Bericht der Revisionskommission

Finanz- und Haushaltsprüfung der Jüdischen Gemeinde zu Halle (Saale) für den Zeitraum 01.01.2017-31.12.2017

Die Prüfung wurde von der am 18.12.2016 gewählten Revisionskommission durchgeführt. Besetzung der Kommission: Frau O. Brun, Herr A. Ronis, Frau N. Pashuk. In ihrer Arbeit wurde die Kommission von der Gemeindesatzung geleitet.

Über das Unterschriftsrecht für Finanzdokumente verfügten im Überprüfungszeitraum:

– der Vorsitzende der Gemeinde M. Privorozki (oder Stellvertreter V. Chifrine)

– der Gemeindekämmerer Y. Zalmover (oder Stellvertreter M. Privorozki)

– die Buchhalterin G. Vinokur (ab Mai 2017 – A. Karpilowski und K. Mettendorf).

Die Revisionskommission nahm Einsicht in die Protokolle der Sitzungen des Repräsentantenausschusses und des Vorstandes.

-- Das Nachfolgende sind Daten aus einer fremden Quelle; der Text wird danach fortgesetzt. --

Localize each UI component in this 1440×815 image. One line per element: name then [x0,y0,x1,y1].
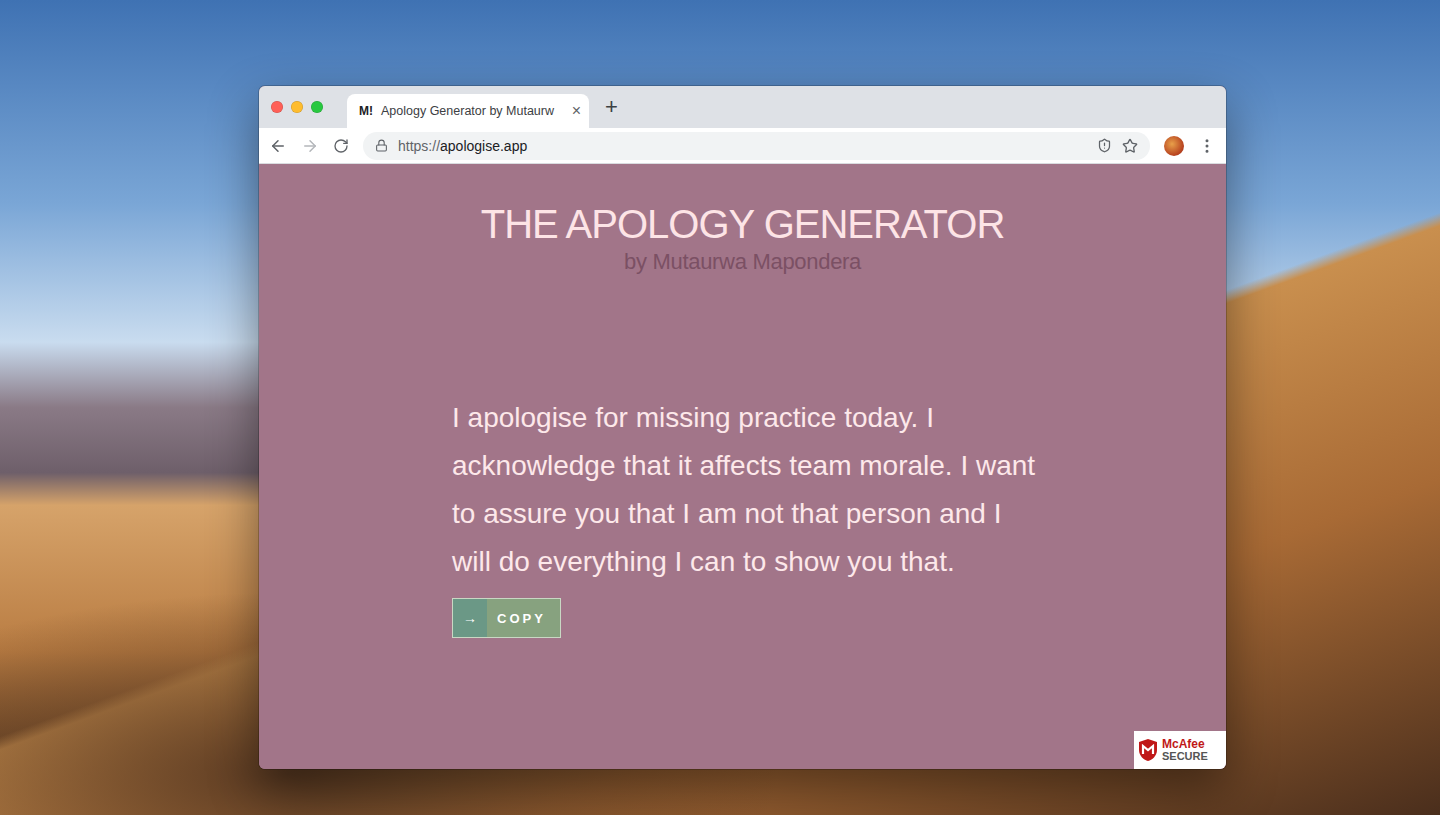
page-content: THE APOLOGY GENERATORby Mutaurwa Maponde… [259,164,1226,769]
tab-bar: M! Apology Generator by Mutaurw × + [259,86,1226,128]
new-tab-button[interactable]: + [605,94,618,120]
url: https://apologise.app [398,138,1087,154]
apology-text: I apologise for missing practice today. … [452,394,1042,586]
reload-button[interactable] [333,138,349,154]
mcafee-shield-icon [1138,738,1158,762]
address-bar[interactable]: https://apologise.app [363,132,1150,160]
page-title: THE APOLOGY GENERATOR [481,200,1005,248]
tab-close-button[interactable]: × [572,102,581,120]
apology-section: I apologise for missing practice today. … [452,394,1042,638]
minimize-button[interactable] [291,101,303,113]
favicon: M! [359,104,373,118]
window-controls [271,101,323,113]
arrow-icon: → [453,599,487,637]
lock-icon [375,139,388,152]
mcafee-badge[interactable]: McAfeeSECURE [1134,731,1226,769]
tab-title: Apology Generator by Mutaurw [381,104,564,118]
profile-avatar[interactable] [1164,136,1184,156]
bookmark-star-icon[interactable] [1122,138,1138,154]
menu-button[interactable] [1198,137,1216,155]
byline: by Mutaurwa Mapondera [624,248,861,276]
desktop: M! Apology Generator by Mutaurw × + https://… [0,0,1440,815]
reload-icon [333,138,349,154]
back-button[interactable] [269,137,287,155]
kebab-menu-icon [1198,137,1216,155]
badge-text: McAfeeSECURE [1162,738,1208,762]
extension-shield-icon[interactable] [1097,138,1112,153]
zoom-button[interactable] [311,101,323,113]
copy-button[interactable]: →COPY [452,598,561,638]
forward-arrow-icon [301,137,319,155]
toolbar: https://apologise.app [259,128,1226,164]
browser-window: M! Apology Generator by Mutaurw × + https://… [259,86,1226,769]
copy-label: COPY [487,599,560,637]
browser-tab[interactable]: M! Apology Generator by Mutaurw × [347,94,589,128]
back-arrow-icon [269,137,287,155]
forward-button[interactable] [301,137,319,155]
close-button[interactable] [271,101,283,113]
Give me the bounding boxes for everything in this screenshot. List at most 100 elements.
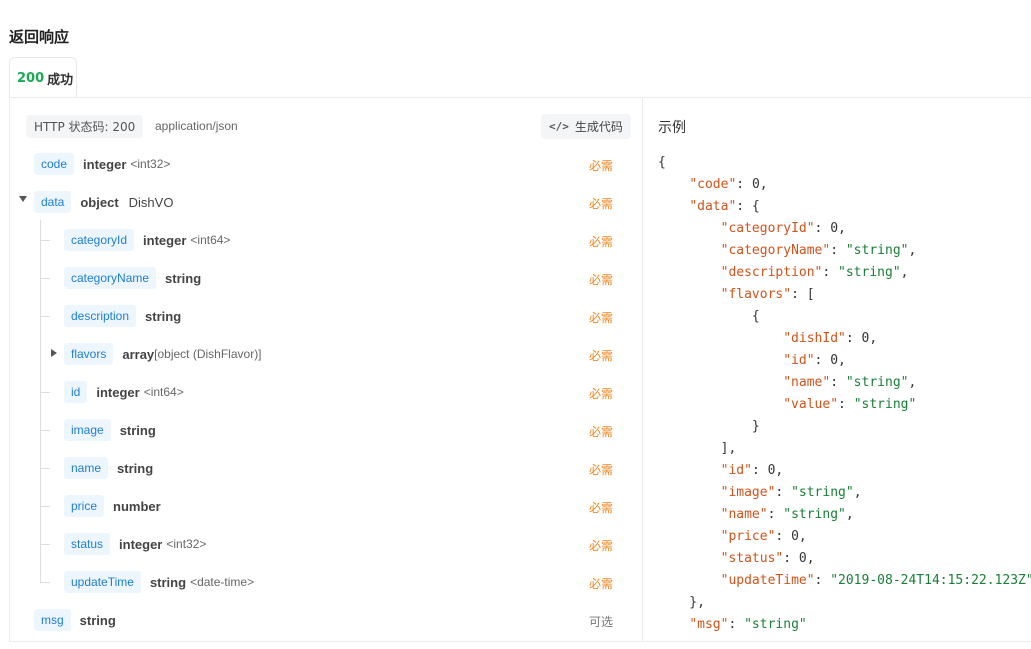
field-ref: DishVO (128, 194, 174, 210)
tab-status-label: 成功 (47, 72, 74, 88)
field-row-msg: msg string (34, 608, 116, 632)
code-line: { (658, 152, 1031, 174)
json-key: "msg" (689, 617, 729, 632)
tab-200-success[interactable]: 200 成功 (9, 57, 77, 98)
field-type: array (122, 346, 155, 362)
json-key: "data" (689, 199, 737, 214)
field-row-updateTime: updateTime string <date-time> (64, 570, 254, 594)
field-format: <int64> (143, 385, 184, 399)
section-title: 返回响应 (9, 28, 70, 46)
field-type: string (145, 308, 182, 324)
required-label: 必需 (589, 539, 614, 553)
json-key: "dishId" (783, 331, 846, 346)
json-key: "categoryName" (720, 243, 831, 258)
json-number: 0 (798, 551, 807, 566)
code-line: "flavors": [ (658, 284, 1031, 306)
json-string: "string" (853, 397, 917, 412)
json-punct: } (658, 419, 760, 434)
json-number: 0 (791, 529, 799, 544)
code-line: { (658, 306, 1031, 328)
tree-branch (40, 240, 50, 241)
tree-branch (40, 278, 50, 279)
json-punct: : (814, 221, 831, 236)
field-format: <int32> (166, 537, 207, 551)
code-line: "updateTime": "2019-08-24T14:15:22.123Z" (658, 570, 1031, 592)
json-punct: , (900, 265, 909, 280)
required-label: 必需 (589, 425, 614, 439)
json-key: "value" (783, 397, 839, 412)
json-punct: : (751, 463, 768, 478)
json-punct: { (658, 309, 760, 324)
code-icon: </> (549, 120, 569, 133)
json-punct: : [ (791, 287, 815, 302)
field-name[interactable]: status (64, 533, 111, 555)
field-name[interactable]: name (64, 457, 109, 479)
field-type: string (165, 270, 202, 286)
json-punct: , (806, 551, 815, 566)
json-punct (658, 199, 689, 214)
field-name[interactable]: categoryId (64, 229, 135, 251)
json-key: "name" (720, 507, 768, 522)
json-punct: : (783, 551, 799, 566)
expand-flavors-icon[interactable] (51, 349, 57, 357)
json-punct (658, 221, 721, 236)
field-row-name: name string (64, 456, 153, 480)
field-name[interactable]: data (34, 191, 72, 213)
field-name[interactable]: code (34, 153, 75, 175)
json-punct (658, 397, 783, 412)
field-type: integer (83, 156, 127, 172)
expand-data-icon[interactable] (19, 196, 27, 202)
json-punct: : (814, 573, 831, 588)
json-punct: : (838, 397, 854, 412)
tree-branch (40, 392, 50, 393)
field-name[interactable]: description (64, 305, 137, 327)
generate-code-label: 生成代码 (574, 120, 623, 134)
field-row-price: price number (64, 494, 161, 518)
tree-branch (40, 544, 50, 545)
field-type: string (149, 574, 187, 590)
field-name[interactable]: categoryName (64, 267, 157, 289)
field-name[interactable]: updateTime (64, 571, 141, 593)
json-punct: , (845, 507, 854, 522)
field-name[interactable]: msg (34, 609, 71, 631)
json-punct (658, 287, 721, 302)
field-row-categoryId: categoryId integer <int64> (64, 228, 230, 252)
tree-branch (40, 506, 50, 507)
required-label: 必需 (589, 387, 614, 401)
field-row-id: id integer <int64> (64, 380, 184, 404)
code-line: } (658, 416, 1031, 438)
field-name[interactable]: id (64, 381, 88, 403)
field-type: string (79, 612, 116, 628)
required-label: 必需 (589, 235, 614, 249)
json-string: "string" (783, 507, 846, 522)
json-punct: ], (658, 441, 737, 456)
field-type: number (113, 498, 161, 514)
json-key: "code" (689, 177, 737, 192)
bottom-divider (9, 641, 1031, 642)
code-line: "categoryId": 0, (658, 218, 1031, 240)
tree-branch (40, 582, 50, 583)
code-line: "status": 0, (658, 548, 1031, 570)
json-string: "string" (744, 617, 807, 632)
field-name[interactable]: flavors (64, 343, 114, 365)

Die Finanz- und Haushaltsprüfung der Gemeinde wurde nach folgender Einteilung durchgeführt:

  • Finanzierungsquellen für die Tätigkeit der Gemeinde, Haushaltsplan und dessen Erfüllung
  • Bank- und Kassenbewegungen, buchhalterische Dokumentation, Jahresbilanz für 2017
  • Stellenplan
  • Wirtschaftsprüfungsbericht für das Jahr 2017 der Fa. Dr. Dieterichs WP mbH aus Bremen
  • Immobilien und Ausgaben für Unterhaltung und Reparatur der Objekte
  • Anzahl der Gemeindemitglieder und Mitgliederbeiträge und deren Berücksichtigung

Durch die Prüfung wurde festgestellt:

Der Haushaltsplan mit Einnahmen und Ausgaben für 2017 wurde vom Vorstand ausgearbeitet (Herr Privorozki, Herr Chifrine, Herr Zalmover). Der Haushaltsplan ist von der Repräsentantenversammlung am 19.01.2017 bestätigt worden (2. Sitzung des Repräsentantenausschusses). Der Haushaltsplan wurde unter Berücksichtigung der Erfordernisse des Haushalts in der 5. Sitzung (10.09.2017) des Repräsentantenausschusses korrigiert. Im Haushaltsplan sind planmäßige Zuwendungen von staatlichen Einrichtungen sowie eigene Einkünfte der Gemeinde berücksichtigt. Die Aktivitäten der Gemeinde wurden in Übereinstimmung mit dem Haushaltsplan finanziert. Der Zweck der Mittelverwendung ist im Haushaltsplan definiert. Auf Basis des Haushaltsplans arbeitete der Vorstand monatlich einen Plan konkreter Veranstaltungen und Maßnahmen aus, mit denen die religiöse, soziale, kulturelle und integrative Tätigkeit der Gemeinde gewährleistet wurde.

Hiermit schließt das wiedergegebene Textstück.